Возвратившись из столовой к себе, по-прежнему в расстроенных чувствах, она бросилась на диван, хотела почитать, но не могла сосредоточиться. Слова на странице расплывались и исчезали. Мысленно Екатерина все еще видела императрицу с багровым от злости лицом и грозно сощуренными глазами. Она кричала и грозила кулаками. Снова и снова в ушах великой княгини звучали несправедливые обвинения.
Глава 8
Выбрав принцессу Ангальт-Цербстскую в жены своему племяннику и наследнику — престола, государыня отвергла совет канцлера Бестужева, чем тот был крайне недоволен., Мало того, она терпела то, что невозможно было терпеть: принцесса до сих пор удосужилась не забеременеть. С точки зрения канцлера, и Петр, и Екатерина были капризными, испорченными детьми, которые нуждались в строгом надзоре. Лучше всего, решил он, назначить новых опекунов, которые смогли бы дисциплинировать их. Он составил предписания наставникам, каковые предполагал вручить при их назначении, и подал свои бумаги в мае 1746 года Елизавете на рассмотрение.

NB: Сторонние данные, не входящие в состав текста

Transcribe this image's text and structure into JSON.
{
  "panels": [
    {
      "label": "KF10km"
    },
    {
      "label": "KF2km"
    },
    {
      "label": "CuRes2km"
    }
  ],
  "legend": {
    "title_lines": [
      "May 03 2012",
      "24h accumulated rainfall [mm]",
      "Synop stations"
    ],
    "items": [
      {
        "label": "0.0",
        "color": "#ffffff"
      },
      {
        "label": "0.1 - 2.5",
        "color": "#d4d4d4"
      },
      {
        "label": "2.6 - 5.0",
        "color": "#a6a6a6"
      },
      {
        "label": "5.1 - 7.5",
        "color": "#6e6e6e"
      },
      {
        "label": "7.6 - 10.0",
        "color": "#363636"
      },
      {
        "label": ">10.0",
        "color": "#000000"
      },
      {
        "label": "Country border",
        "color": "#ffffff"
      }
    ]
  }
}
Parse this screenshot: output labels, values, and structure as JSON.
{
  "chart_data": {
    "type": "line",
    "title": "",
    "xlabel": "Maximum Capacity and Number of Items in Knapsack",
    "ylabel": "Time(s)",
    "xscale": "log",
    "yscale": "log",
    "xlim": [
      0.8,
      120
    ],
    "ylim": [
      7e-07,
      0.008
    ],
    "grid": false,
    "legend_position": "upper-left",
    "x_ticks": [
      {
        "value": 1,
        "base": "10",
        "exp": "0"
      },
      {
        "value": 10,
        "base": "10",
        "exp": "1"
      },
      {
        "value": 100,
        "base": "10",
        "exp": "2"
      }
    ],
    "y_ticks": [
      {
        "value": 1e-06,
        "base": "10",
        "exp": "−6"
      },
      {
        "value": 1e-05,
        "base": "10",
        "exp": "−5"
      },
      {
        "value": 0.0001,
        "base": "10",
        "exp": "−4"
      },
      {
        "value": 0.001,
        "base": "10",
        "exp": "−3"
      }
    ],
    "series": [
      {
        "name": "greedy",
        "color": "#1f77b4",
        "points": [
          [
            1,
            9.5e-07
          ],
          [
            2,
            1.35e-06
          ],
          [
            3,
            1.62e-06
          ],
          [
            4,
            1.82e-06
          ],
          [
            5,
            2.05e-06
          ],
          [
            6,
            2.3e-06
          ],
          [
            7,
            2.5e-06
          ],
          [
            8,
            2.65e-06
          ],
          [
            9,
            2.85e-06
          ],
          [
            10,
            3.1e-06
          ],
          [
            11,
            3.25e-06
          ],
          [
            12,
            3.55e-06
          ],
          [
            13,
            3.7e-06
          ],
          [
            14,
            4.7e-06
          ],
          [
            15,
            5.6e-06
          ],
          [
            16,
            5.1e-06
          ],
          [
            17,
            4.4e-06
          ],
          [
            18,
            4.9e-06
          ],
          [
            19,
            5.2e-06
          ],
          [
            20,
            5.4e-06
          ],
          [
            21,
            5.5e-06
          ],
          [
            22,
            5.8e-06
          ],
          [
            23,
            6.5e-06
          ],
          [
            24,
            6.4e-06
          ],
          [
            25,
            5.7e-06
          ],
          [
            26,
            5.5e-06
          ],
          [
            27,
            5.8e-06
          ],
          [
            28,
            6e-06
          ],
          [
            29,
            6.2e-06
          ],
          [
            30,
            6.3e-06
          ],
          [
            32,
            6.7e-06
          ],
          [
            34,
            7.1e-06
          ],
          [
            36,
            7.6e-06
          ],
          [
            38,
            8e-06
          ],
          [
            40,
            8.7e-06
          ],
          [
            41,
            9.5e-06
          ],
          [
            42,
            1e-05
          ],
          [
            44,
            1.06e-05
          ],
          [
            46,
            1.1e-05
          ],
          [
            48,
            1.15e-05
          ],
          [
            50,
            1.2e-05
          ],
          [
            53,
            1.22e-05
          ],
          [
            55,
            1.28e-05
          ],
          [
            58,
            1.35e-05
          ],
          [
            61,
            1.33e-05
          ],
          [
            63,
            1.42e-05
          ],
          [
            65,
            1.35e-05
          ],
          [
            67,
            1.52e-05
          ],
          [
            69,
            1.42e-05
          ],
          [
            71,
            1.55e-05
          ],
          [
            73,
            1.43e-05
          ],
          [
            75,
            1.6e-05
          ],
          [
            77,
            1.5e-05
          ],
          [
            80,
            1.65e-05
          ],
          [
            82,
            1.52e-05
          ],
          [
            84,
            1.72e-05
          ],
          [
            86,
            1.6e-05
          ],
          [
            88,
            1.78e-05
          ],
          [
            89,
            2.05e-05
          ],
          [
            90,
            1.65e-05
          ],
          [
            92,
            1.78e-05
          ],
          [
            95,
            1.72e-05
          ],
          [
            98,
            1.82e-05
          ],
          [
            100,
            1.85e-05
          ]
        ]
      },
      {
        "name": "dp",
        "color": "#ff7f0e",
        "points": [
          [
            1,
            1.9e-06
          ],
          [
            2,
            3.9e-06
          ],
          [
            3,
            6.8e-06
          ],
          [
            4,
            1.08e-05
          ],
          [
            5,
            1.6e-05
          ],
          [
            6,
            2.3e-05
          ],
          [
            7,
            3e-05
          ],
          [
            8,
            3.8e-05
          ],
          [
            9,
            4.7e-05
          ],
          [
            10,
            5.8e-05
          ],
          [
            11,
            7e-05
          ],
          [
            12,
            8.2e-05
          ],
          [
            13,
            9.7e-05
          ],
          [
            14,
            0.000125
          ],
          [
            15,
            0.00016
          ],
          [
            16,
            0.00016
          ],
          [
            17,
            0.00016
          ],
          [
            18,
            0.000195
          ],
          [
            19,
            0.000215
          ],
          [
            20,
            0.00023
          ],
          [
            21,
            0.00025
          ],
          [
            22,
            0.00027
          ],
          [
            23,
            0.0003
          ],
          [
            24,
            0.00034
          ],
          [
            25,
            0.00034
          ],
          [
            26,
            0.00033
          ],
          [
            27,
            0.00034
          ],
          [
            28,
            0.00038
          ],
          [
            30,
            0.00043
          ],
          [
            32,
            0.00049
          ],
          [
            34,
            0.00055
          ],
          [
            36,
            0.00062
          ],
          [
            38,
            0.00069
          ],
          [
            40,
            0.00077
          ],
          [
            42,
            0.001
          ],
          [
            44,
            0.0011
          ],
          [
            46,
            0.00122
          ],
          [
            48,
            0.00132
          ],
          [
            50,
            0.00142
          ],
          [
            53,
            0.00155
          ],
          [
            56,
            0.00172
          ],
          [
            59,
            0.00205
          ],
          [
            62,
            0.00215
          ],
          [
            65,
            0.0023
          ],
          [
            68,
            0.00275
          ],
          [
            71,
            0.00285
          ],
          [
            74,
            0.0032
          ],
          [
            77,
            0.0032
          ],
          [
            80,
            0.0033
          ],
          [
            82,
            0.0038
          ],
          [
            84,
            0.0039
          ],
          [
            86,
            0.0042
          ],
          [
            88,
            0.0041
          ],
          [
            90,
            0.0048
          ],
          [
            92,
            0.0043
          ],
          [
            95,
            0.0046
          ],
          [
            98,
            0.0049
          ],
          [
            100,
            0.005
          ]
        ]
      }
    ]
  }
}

В предписаниях новой опекунше Екатерины делался упор на обязанность великой княгини родить наследника. Екатерину нужно заставить понять, писал Бестужев, что своим высоким положением члена императорской фамилии она обязана прежде всего тому обстоятельству, что империя нуждается в престолонаследнике. Ничто не должно помечать ей в скором достижении этой цели — ни личные привязанности, ни заигрывания с «кавалерами, пажами или слугами двора», ни тайные встречи с представителями иностранных держав… Новая наперсница должна установить для великой княгини четкие рамки поведения, которые бы исключали любые проявления фривольности и легкомыслия. Она призвана воспитывать в ней серьезность, а также супружескую преданность и любовь.
Новому опекуну Петра вменялось в обязанность восполнить пробелы воспитания. Надлежало сдерживать его предосудительные порывы, обусловленные вредными привычками. Его нужно было заставить понять, что теперь, став женатым человеком, он обрел новые серьезные обязательства. Следовало оторвать его от компании вульгарных драчунов и необразованных лакеев, принудить отказаться от игр в деревянные солдатики, которых у него накопились целые полки, обрести степенную, полную гордого достоинства осанку и усвоить безупречные светские манеры.